Cette dernière tradition, autrefois très répandue en Nafarroa et au Gipuzkoa, a aujourd’hui quasiment disparu. Toutefois, cette coutume reste encore vivace en Nafarroa, dans le Baztan. Nous la connaissons sous divers noms: Erregina eta saratsa (La reine et le saule), Erreginetan (Aux reines), Maiatzeko erregina (La reine de mai), ou Maia-besta (Fête en l’honneur de Maia). Cette célébration a lieu le dernier dimanche de mai, même si, dans certains villages, c’était plutôt le premier et les autres dimanches du mois.

Les héroïnes de la journée étaient les fillettes du village, celles comprises entre dix et douze ans. Comme nous avons pu le recueillir de quelques témoignages, c’était celles qui avaient fait leur première communion cette même année. Parmi elles étaient choisis la Reine et la Saratsa. Elles étaient habillées de blanc et portaient sur la tête une couronne faite de branches de saule ou d’œillets rouges et blancs, parfois même un chapeau de paille fleuri. Les autres fillettes chantaient et arboraient une bande de soie allant de l’épaule à la taille. Une d’elles jouait du tambourin, qui était le seul instrument musical qu’elles utilisaient.
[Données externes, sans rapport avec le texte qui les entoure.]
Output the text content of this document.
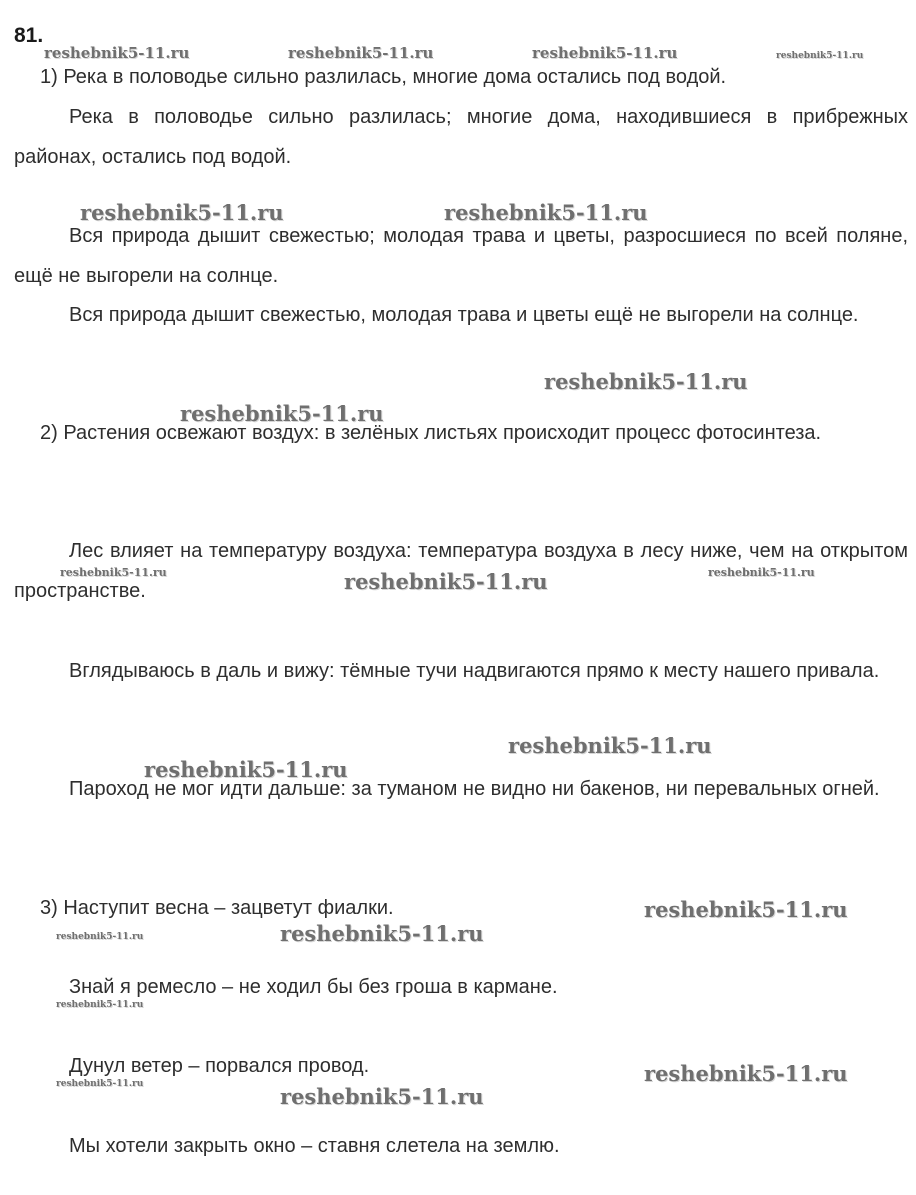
81.

1) Река в половодье сильно разлилась, многие дома остались под водой.

Река в половодье сильно разлилась; многие дома, находившиеся в прибрежных районах, остались под водой.

Вся природа дышит свежестью; молодая трава и цветы, разросшиеся по всей поляне, ещё не выгорели на солнце.

Вся природа дышит свежестью, молодая трава и цветы ещё не выгорели на солнце.

2) Растения освежают воздух: в зелёных листьях происходит процесс фотосинтеза.

Лес влияет на температуру воздуха: температура воздуха в лесу ниже, чем на открытом пространстве.

Вглядываюсь в даль и вижу: тёмные тучи надвигаются прямо к месту нашего привала.

Пароход не мог идти дальше: за туманом не видно ни бакенов, ни перевальных огней.

3) Наступит весна – зацветут фиалки.

Знай я ремесло – не ходил бы без гроша в кармане.

Дунул ветер – порвался провод.

Мы хотели закрыть окно – ставня слетела на землю.

reshebnik5-11.ru	reshebnik5-11.ru	reshebnik5-11.ru	reshebnik5-11.ru
reshebnik5-11.ru	reshebnik5-11.ru
reshebnik5-11.ru
reshebnik5-11.ru
reshebnik5-11.ru	reshebnik5-11.ru	reshebnik5-11.ru
reshebnik5-11.ru
reshebnik5-11.ru
reshebnik5-11.ru
reshebnik5-11.ru	reshebnik5-11.ru
reshebnik5-11.ru
reshebnik5-11.ru
reshebnik5-11.ru	reshebnik5-11.ru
La représentation se déroulait de deux façons. Dans certains endroits, la reine, Erregina, était assise sur une table en forme de trône et ses demoiselles d’honneur quêtaient en chantant auprès des passants. Et dans d’autres, le groupe de filles quêtait de maison en maison.

La première chanson était dédiée à la maîtresse de maison, pour qu’elle sorte à la fenêtre; à la fin, Erregina et Saratsa dansaient une jota chantée par les demoiselles d’honneur. Puis la joueuse de tambourin demandait quelques pièces. Si elle les recevait, le cortège entonnait un chant spécial et sinon, ou si personne ne sortait à la fenêtre, il envoyait une espèce de malédiction à tous les gens de la maison.

Le répertoire comportait plusieurs chansons: une pour les filles, une autre pour les garçons, pour les hommes, les femmes, les mariés, les célibataires, les veufs et enfin pour le curé. Et il existait aussi une chanson spéciale pour ceux qui n’étaient pas basques.

Autrefois, l’argent recueilli lors de ces tournées était donné pour la réfection de l’église. Plus tard, les gains seront divisés en deux parts: une pour acheter des cierges à la Vierge et l’autre pour acheter des friandises à distribuer entre les enfants du village. À d’autres occasions, un goûter était organisé chez la reine, auquel participaient les fillettes et leurs mères.